Cap'n Trainor's hard gaze swept the circle of strained faces about him.
After all, the men here were mostly "second raters"—weaklings like
Milt Baker and Amiel Perdue, or cripples like Cap'n Joab and Washy
Gallup.
Suddenly the captain's gaze descried a figure well back in the crowd—one who had not pushed forward during these exciting moments, but who had been chained to the spot by the fascination of what was happening.
"Ain't that Cap'n Am'zon Silt back there?" demanded the skipper of the lifeboat crew. "You pull a strong oar, I know, Cap'n Am'zon. We need you."
CHAPTER XXXI
AN ANCHOR TO THE SOUL
The storekeeper had stretched no point when he told his niece that the thought of setting foot in a boat made him well-nigh swoon. His only ventures aboard any craft were in quiet waters.

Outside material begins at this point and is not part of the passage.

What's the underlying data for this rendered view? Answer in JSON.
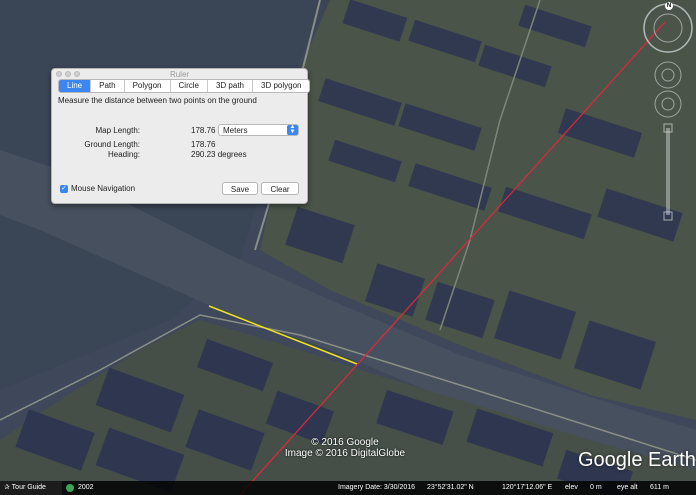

He could pull as strong an oar, despite his years, as any man along the Cape, but never had he gripped the ash save in the haven or in similar land-locked water.
His heart was wrung by the sight of those men clinging to the shrouds of the wrecked schooner. And he rejoiced that the members of the Coast Patrol crew displayed their manhood in so noble an attempt to reach the wreck.
But his very soul was shaken by the spectacle of the storm-fretted sea, and terror gnawed at his vitals when the lifeboat was thrust out into that awful maelstrom of tumbling water.
Relating imaginary events of this character or repeating what mariners had told or written about wreck and storm at sea in the safe harbor of the old store on the Shell Road was different from being an eyewitness of this present catastrophe.